Nachdem sich die Buben entsprechend ausgerüstet hatten, ließ August sie in einer Reihe antreten. Sein Vater hatte ihm erzählt, dass man das beim Militär so mache.
„Also Männer”, sagte er, bemüht, seiner Stimme einen möglichst tiefen Ton zu geben. „Ich bin General Hindenburg. Und du, Ludwig, bist der Ludendorff.”
„Dann bin ich von Moltke”, forderte Fritz.
„Du bist nicht der Moltke. Du bist ein Franzmann.”
„Ich? – Spinnst du?”
„Wir müssen ja gegen irgendwen kämpfen. Kämpfen ohne Feind geht nun mal nicht”, dozierte Gustl.

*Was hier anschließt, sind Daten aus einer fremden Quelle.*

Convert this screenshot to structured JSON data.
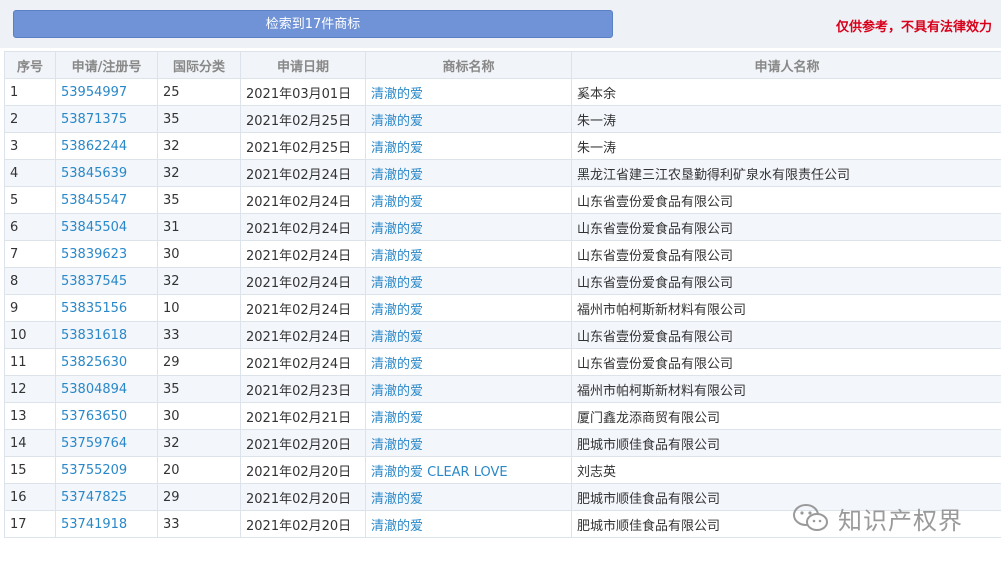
{
  "header": {
    "search_result_label": "检索到17件商标",
    "disclaimer": "仅供参考，不具有法律效力"
  },
  "table": {
    "columns": [
      "序号",
      "申请/注册号",
      "国际分类",
      "申请日期",
      "商标名称",
      "申请人名称"
    ],
    "rows": [
      {
        "index": "1",
        "reg_no": "53954997",
        "class": "25",
        "date": "2021年03月01日",
        "mark": "清澈的爱",
        "applicant": "奚本余"
      },
      {
        "index": "2",
        "reg_no": "53871375",
        "class": "35",
        "date": "2021年02月25日",
        "mark": "清澈的爱",
        "applicant": "朱一涛"
      },
      {
        "index": "3",
        "reg_no": "53862244",
        "class": "32",
        "date": "2021年02月25日",
        "mark": "清澈的爱",
        "applicant": "朱一涛"
      },
      {
        "index": "4",
        "reg_no": "53845639",
        "class": "32",
        "date": "2021年02月24日",
        "mark": "清澈的爱",
        "applicant": "黑龙江省建三江农垦勤得利矿泉水有限责任公司"
      },
      {
        "index": "5",
        "reg_no": "53845547",
        "class": "35",
        "date": "2021年02月24日",
        "mark": "清澈的爱",
        "applicant": "山东省壹份爱食品有限公司"
      },
      {
        "index": "6",
        "reg_no": "53845504",
        "class": "31",
        "date": "2021年02月24日",
        "mark": "清澈的爱",
        "applicant": "山东省壹份爱食品有限公司"
      },
      {
        "index": "7",
        "reg_no": "53839623",
        "class": "30",
        "date": "2021年02月24日",
        "mark": "清澈的爱",
        "applicant": "山东省壹份爱食品有限公司"
      },
      {
        "index": "8",
        "reg_no": "53837545",
        "class": "32",
        "date": "2021年02月24日",
        "mark": "清澈的爱",
        "applicant": "山东省壹份爱食品有限公司"
      },
      {
        "index": "9",
        "reg_no": "53835156",
        "class": "10",
        "date": "2021年02月24日",
        "mark": "清澈的爱",
        "applicant": "福州市帕柯斯新材料有限公司"
      },
      {
        "index": "10",
        "reg_no": "53831618",
        "class": "33",
        "date": "2021年02月24日",
        "mark": "清澈的爱",
        "applicant": "山东省壹份爱食品有限公司"
      },
      {
        "index": "11",
        "reg_no": "53825630",
        "class": "29",
        "date": "2021年02月24日",
        "mark": "清澈的爱",
        "applicant": "山东省壹份爱食品有限公司"
      },
      {
        "index": "12",
        "reg_no": "53804894",
        "class": "35",
        "date": "2021年02月23日",
        "mark": "清澈的爱",
        "applicant": "福州市帕柯斯新材料有限公司"
      },
      {
        "index": "13",
        "reg_no": "53763650",
        "class": "30",
        "date": "2021年02月21日",
        "mark": "清澈的爱",
        "applicant": "厦门鑫龙添商贸有限公司"
      },
      {
        "index": "14",
        "reg_no": "53759764",
        "class": "32",
        "date": "2021年02月20日",
        "mark": "清澈的爱",
        "applicant": "肥城市顺佳食品有限公司"
      },
      {
        "index": "15",
        "reg_no": "53755209",
        "class": "20",
        "date": "2021年02月20日",
        "mark": "清澈的爱 CLEAR LOVE",
        "applicant": "刘志英"
      },
      {
        "index": "16",
        "reg_no": "53747825",
        "class": "29",
        "date": "2021年02月20日",
        "mark": "清澈的爱",
        "applicant": "肥城市顺佳食品有限公司"
      },
      {
        "index": "17",
        "reg_no": "53741918",
        "class": "33",
        "date": "2021年02月20日",
        "mark": "清澈的爱",
        "applicant": "肥城市顺佳食品有限公司"
      }
    ]
  },
  "watermark": {
    "icon": "wechat-icon",
    "text": "知识产权界"
  }
}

„Ich will aber auch ein Deutscher sein”, wandte Fritz ein.
„Jetzt pass mal auf, Fritz: Ihr beide seid die idealen Franzmänner.” Gustl grinste gemein.
„Warum das denn?”
„Erstens: Weil dein Bruder Franz heißt!”
„Und zweitens, weil ihr in der Sedanstraße wohnt”, sekundierte Ludwig.
„Was hat das damit zu tun?”, wollte Fritz wissen.
„Sedan liegt ja wohl in Frankreich, oder?” – Dagegen gab es aus Sicht der Link-Brüder nichts mehr zu sagen.
„Also gut”, brummte Fritz, der Diskussion mit den Buben aus dem Neckarviertel allmählich überdrüssig. „Dann sind wir eben die Franzosen. Und was sollen wir jetzt tun?”
„Was wohl? - Ihr verliert natürlich gegen uns! Die Franzosen verlieren immer gegen die Deutschen”, rief Andreas.
Schließlich einigten sich die Jungs: Der kleine Thomas wurde noch der „Franzosenarmee” als Verstärkung zugeteilt, die in der Folge bei der Schlacht auf dem Paulusplatz von den Generalen Hindenburg und Ludendorff vernichtend geschlagen wurde.
Abends, als sie vom Herumstromern müde nach Hause liefen, zupfte der kleine Franz seinen Bruder am Hemdsärmel. „Du, Kriegspielen ist richtig dumm. Fußball macht mir viel mehr Spaß. Selbst wenn ich den ganzen Mittag nur im Tor stehen darf!”
Fritz lachte und strich dem Kleinen übers Haar. „Mir geht es genauso, Fränzle.”
Warum, dachte Fritz abends vor dem Einschlafen, führen die Erwachsenen überhaupt Kriege? Warum bringen sie sich um bei Meinungsverschiedenheiten? Viel klüger wäre es doch,Fußball gegeneinander zu spielen als gleich mit Gewehren aufeinander zu schießen! Eine derartige Regelung schien Fritz logisch und überdies die einfachste Lösung zu sein. Er nahm sich vor, von seiner Idee demnächst Onkel Hermann zu erzählen. Ihm würde sie bestimmt gefallen.